Charges for Blood Tests Vary Across California Hospitals

Note: CTSI KL2 grant and Center for Healthcare Value-supported study by Renee Hsia, MD - findings have been featured in BMJ Open.

By Elizabeth Fernandez via UCSF.edu

New UC San Francisco research shows significant price differences for ten common blood tests in California hospitals, with some patients charged as little as $10 for one test while others were charged $10,169 for the identical test.

The analysis of charges at more than 150 California hospitals looked at blood tests that are often required of patients, such as lipid panel, basic metabolic panel, and complete blood cell count with differential white cell count.

Hospital ownership and teaching status help explain a portion of the variation – prices generally were lower at government and teaching hospitals. Factors such as location, labor costs, patient capacity and percentage of uninsured population generally did not account for the price differences, the authors said, making it difficult for patients to know their costs in advance and to “act as rational consumers.” 

The report was published in BMJ Open on August 15, 2014.

Charges for a basic metabolic test ranged from $35 to $7,303, depending on the hospital; the median charge was $214. The most extreme price difference was found in charges for a lipid panel: the median charge was $220, but overall charges ranged from $10 to as much as $10,169.

The results are of particular concern, said the authors, since there isn’t much room for variability in blood tests. Moreover, because the tests are identical across providers, consumers might be expected to think that hospital charges would be similar.

“You may hear people say that, ‘Charges don’t matter’ or that ‘No one pays full charges,’” said senior author Renee Y. Hsia, MD, an associate professor of emergency medicine at UCSF and director of health policy studies in the Department of Emergency Medicine. She is also an attending physician in the emergency department at San Francisco General Hospital and Trauma Center.

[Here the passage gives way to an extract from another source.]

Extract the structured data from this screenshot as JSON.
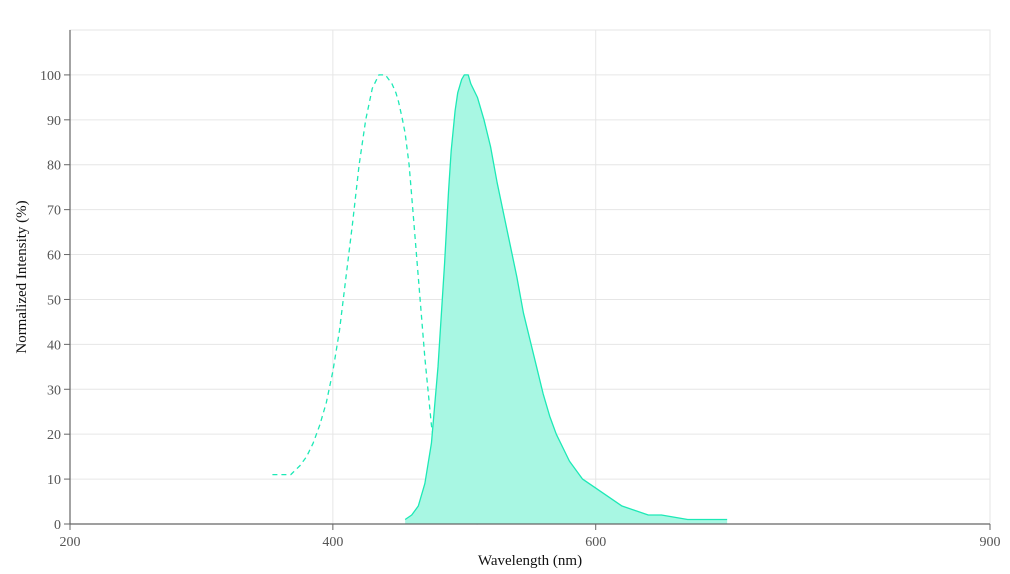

“However, uninsured patients certainly face the full brunt of raw charges, especially if they don’t qualify for charity care discounts,” Hsia said. “And as employers are switching to more consumer-directed health plans with higher deductibles and co-pays, the out-of-pocket costs of even insured patients can be affected by these charges.”

The blood test analysis was based on charges assessed in 2011 by general, acute care medical/surgical hospitals. The majority of the hospitals were not-for-profit, urban, non-teaching facilities. On average, 41 percent of their patient populations were on Medicare and 25 percent were on Medicaid. 

The blood test charges were based on hospital full rates before pre-payments or contractual adjustments.